Ivory Tower Weighs In on Jewish Study Halls

Court filings show a battle brewing between different departments at Columbia University with regard to new regulations on New York’s yeshivas.

AP/Mark Lennihan, file
The Young Israel of Flatbush yeshiva at Brooklyn, New York, in 2018. AP/Mark Lennihan, file

At Brooklyn, Albany, and Morningside Heights, a clash is brewing between opponents of and supporters of the rights of yeshivas to educate children in accordance with what many Orthodox Jews see as the dictates of their faith.

In a lawsuit currently pending before the state supreme court, Columbia University affiliates are weighing in on the fight for New York’s yeshivas.

The education department recently announced new regulations that would subject yeshivas to review by local school districts to determine whether the Jewish schools are meeting standards of “substantial equivalence” to their public school counterparts. 

The regulations would diminish the autonomy of yeshivas, giving curricular and faculty hiring oversight to local public school authorities.

In response, the Agudath Israel of America, alongside five New York yeshivas and several other Jewish education advocacy groups, filed suit against the New York State Education Department. The suit is drawing more attention — and more amicus briefings — than a suit at the trial level ordinarily receives.

A think tank at Columbia’s Teachers College, the Center for Educational Equity, has filed an amicus brief in support of the defendants. The author of the brief,  Michael Rebell, questions whether yeshivas are preparing students to become “capable citizens” without substantial equivalence regulations.  

Mr. Rebell, the executive director of the center, was the co-counsel for the plaintiffs in a 2003 lawsuit that determined New York students have a constitutional right to a “sound basic education,” Campaign for Fiscal Equity v. State of New York. The ruling, which challenged the funding formula for New York’s public schools, set a precedent that is often cited along with the substantial equivalence law for regulating yeshivas.

According to the ruling in Campaign for Fiscal Equity, the state has an obligation to guarantee students “the opportunity for a sound basic education” that will allow them to “function productively as civic participants capable of voting and serving on a jury.”

Mr. Rebell argues that the state is failing to meet this obligation if it does not increase civics and secular education in Jewish schools. Citing recent New York Times articles, he says that many yeshivas “fail to provide their students with even the most basic knowledge, skills, experiences and democratic values needed for meaningful civic participation.”

Mr. Rebell admits that chasidic communities have “high voting rates” but says in a footnote that they “vote without exercising independent decision making” — often basing their votes on the advice of communal leaders.

Meanwhile, in a newly filed affidavit, a former dean of Columbia Business School is arguing in defense of the yeshivas against pro-regulation activists who purport to understand what happens within the walls of the schools.

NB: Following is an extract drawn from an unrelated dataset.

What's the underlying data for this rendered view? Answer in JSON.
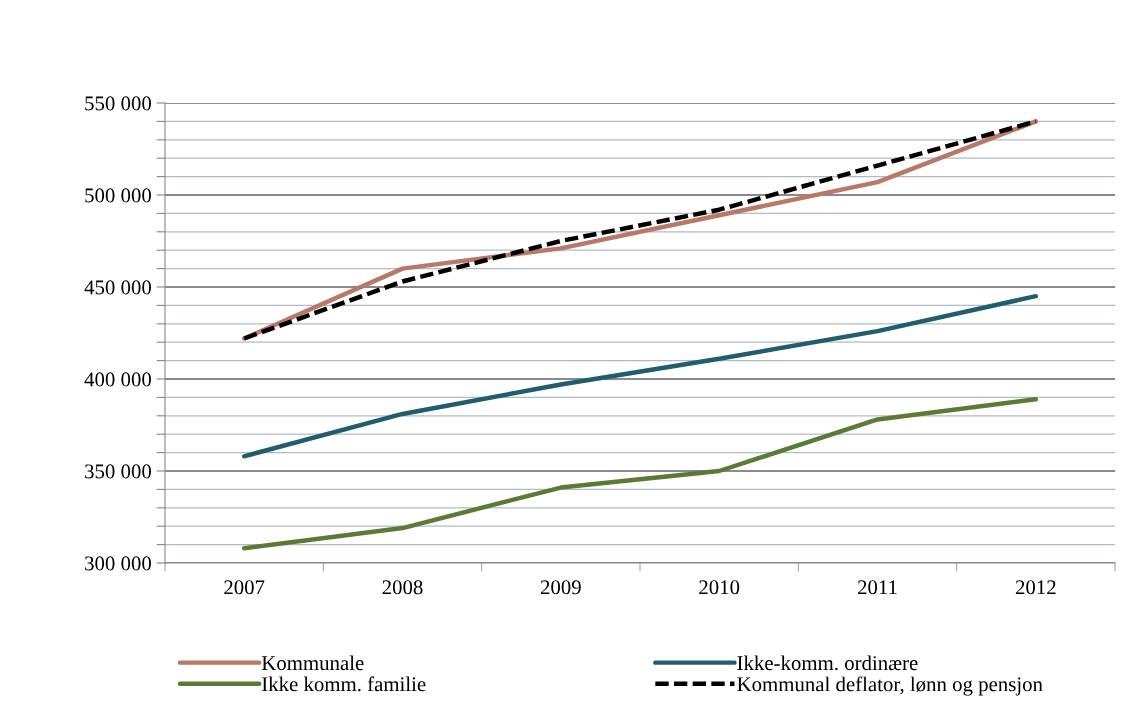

A professor and division chairwoman at Columbia, Awi Federgruen, questions the methodology by which the New York State education department came to arrive at the new regulations.

Mr. Federgruen’s primary concern in his affidavit is a report by Young Advocates for Fair Education, which the state’s education commissioner, Betty Rosa, refers to in her affidavit as justification for the regulations. The report, Mr. Federgruen, says “suffers from several fatal methodological infirmities” and should not be relied upon. The report claims to share information about the amount of secular education in various yeshivas and satisfaction from alumni and parents at the schools.

The survey, which was distributed on social media, garnered fewer than 44 relevant responses. Mr. Federgruen contends the yeshivas in question collectively educate more than 57,000 annually — so the number is “clearly insufficient to be representatives.”

Mr. Federgruen also says the survey is “radically biased” based on its distribution strategy — which consisted of Yaffed’s network sharing the link on social media. “YAFFED oversampled those likely to agree with its worldview, and excluded the vast majority of Hasidic Yeshiva graduates and alumni,” Mr. Federgruen writes.

He also challenges Yaffed’s data on the causal relationship between poverty and poor education in chasidic communities. Relying on Census data, Mr. Federgruen argues that, per household, yeshiva graduates earn equal to or slightly above the average American household.

Mr. Federgruen finally questions whether yeshivas are a “burden on taxpayers” due to the Title I, II, and III funding they receive. Given the per-pupil cost of New York public schools, Mr. Federgruen estimates that yeshivas save New York taxpayers more than $5 billion annually.

A date for the trial has not yet been set. In 2019, a similar attempt to further regulate yeshivas was overruled at the trial level.